The squared L2 norm, often referred to as L2 regularization or weight decay, is preferred over the non-squared L2 norm (sometimes referred to as the L2 norm) for regularizing neural networks and other machine learning models for several reasons:
Mathematical Convenience: The squared L2 norm has a simple mathematical form that makes it easier to work with during optimization. When you compute gradients for weight updates, the gradient of the squared L2 norm with respect to a weight vector is just a linear multiple of the weight vector itself. This leads to straightforward weight update rules and efficient optimization.
Smoothing Effect: Squaring the L2 norm amplifies the effect of larger weight values while penalizing smaller weights. This has the practical effect of encouraging the model to distribute the error evenly among its parameters. It helps prevent the model from becoming too reliant on a few large weights, which can lead to overfitting.
Stronger Regularization: The squared L2 norm provides stronger regularization compared to the non-squared L2 norm. By squaring the weights, it penalizes large weights more severely. This results in a stronger push toward smaller weight values, reducing the risk of overfitting.
Convex Loss Function: The squared L2 norm regularization term, when added to a convex loss function, creates a convex regularized loss function. Convex optimization problems have desirable properties, such as having a unique global minimum. This can make the optimization process more stable and predictable.

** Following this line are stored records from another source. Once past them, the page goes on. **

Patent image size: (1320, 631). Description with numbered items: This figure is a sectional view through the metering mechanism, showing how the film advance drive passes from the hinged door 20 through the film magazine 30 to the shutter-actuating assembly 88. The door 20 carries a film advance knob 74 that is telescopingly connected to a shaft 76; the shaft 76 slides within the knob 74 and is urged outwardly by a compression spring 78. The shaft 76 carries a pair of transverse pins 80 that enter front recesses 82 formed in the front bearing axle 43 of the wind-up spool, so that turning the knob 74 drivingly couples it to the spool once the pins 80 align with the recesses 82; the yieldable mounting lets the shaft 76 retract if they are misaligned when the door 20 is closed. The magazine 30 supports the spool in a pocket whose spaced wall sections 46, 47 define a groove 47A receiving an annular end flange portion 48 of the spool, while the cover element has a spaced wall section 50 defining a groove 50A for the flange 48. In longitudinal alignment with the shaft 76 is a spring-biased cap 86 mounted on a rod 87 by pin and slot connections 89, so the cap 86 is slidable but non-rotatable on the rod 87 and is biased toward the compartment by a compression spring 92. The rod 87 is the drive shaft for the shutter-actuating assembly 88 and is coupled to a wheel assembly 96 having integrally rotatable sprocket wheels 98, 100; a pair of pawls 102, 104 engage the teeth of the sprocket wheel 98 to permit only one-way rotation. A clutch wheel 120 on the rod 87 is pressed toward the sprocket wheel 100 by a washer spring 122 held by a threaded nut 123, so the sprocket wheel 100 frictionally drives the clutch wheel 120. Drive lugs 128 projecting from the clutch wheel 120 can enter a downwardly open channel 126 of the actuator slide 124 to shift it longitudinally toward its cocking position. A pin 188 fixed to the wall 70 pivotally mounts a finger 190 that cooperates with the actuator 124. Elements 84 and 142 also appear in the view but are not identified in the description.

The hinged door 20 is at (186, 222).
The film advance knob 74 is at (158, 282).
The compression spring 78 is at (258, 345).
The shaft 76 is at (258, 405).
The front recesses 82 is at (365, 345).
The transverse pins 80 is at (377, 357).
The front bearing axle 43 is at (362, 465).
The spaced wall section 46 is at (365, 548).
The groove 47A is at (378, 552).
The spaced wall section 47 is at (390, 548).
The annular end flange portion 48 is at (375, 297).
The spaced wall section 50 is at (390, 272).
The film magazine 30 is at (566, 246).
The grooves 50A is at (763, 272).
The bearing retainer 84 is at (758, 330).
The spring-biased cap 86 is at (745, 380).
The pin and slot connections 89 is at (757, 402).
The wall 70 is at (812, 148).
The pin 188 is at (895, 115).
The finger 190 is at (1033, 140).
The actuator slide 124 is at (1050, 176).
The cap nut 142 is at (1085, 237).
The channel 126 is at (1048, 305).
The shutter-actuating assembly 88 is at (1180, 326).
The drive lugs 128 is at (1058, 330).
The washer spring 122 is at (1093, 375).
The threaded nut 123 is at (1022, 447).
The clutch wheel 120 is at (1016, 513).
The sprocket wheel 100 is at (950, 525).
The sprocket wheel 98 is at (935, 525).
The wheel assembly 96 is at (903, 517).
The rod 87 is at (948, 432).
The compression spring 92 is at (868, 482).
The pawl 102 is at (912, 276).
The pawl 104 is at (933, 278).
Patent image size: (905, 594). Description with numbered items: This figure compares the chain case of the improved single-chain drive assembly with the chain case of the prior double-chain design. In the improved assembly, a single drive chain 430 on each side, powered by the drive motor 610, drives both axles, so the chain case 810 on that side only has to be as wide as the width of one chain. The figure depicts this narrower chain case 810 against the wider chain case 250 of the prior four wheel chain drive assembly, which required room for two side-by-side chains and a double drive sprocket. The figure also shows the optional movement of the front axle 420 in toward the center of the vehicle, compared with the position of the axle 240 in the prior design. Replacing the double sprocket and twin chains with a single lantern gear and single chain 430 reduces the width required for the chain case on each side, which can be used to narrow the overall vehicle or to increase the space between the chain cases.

Consistency with Weight Initialization: Many weight initialization techniques, such as Xavier/Glorot initialization and He initialization, are designed with squared L2 norm regularization in mind. The squared L2 norm encourages weight values to be close to zero, which aligns with the principles behind these initialization methods.
Parameter Scaling Invariance: Squared L2 norm regularization is invariant to changes in the scale of the parameters. In other words, if you multiply all the weights by a constant, the effect of regularization remains the same, making it more robust to weight scaling.
Convergence Properties: Squared L2 norm regularization tends to encourage quicker convergence during training. It can help stabilize the training process and make it less sensitive to the choice of hyperparameters.
Overall, the squared L2 norm is a well-established and widely used form of regularization in deep learning and machine learning because of its mathematical properties, regularization strength, and the beneficial effects it has on training stability and generalization performance. It strikes a balance between encouraging small weight values and avoiding overfitting, making it a valuable tool for improving the performance of neural networks.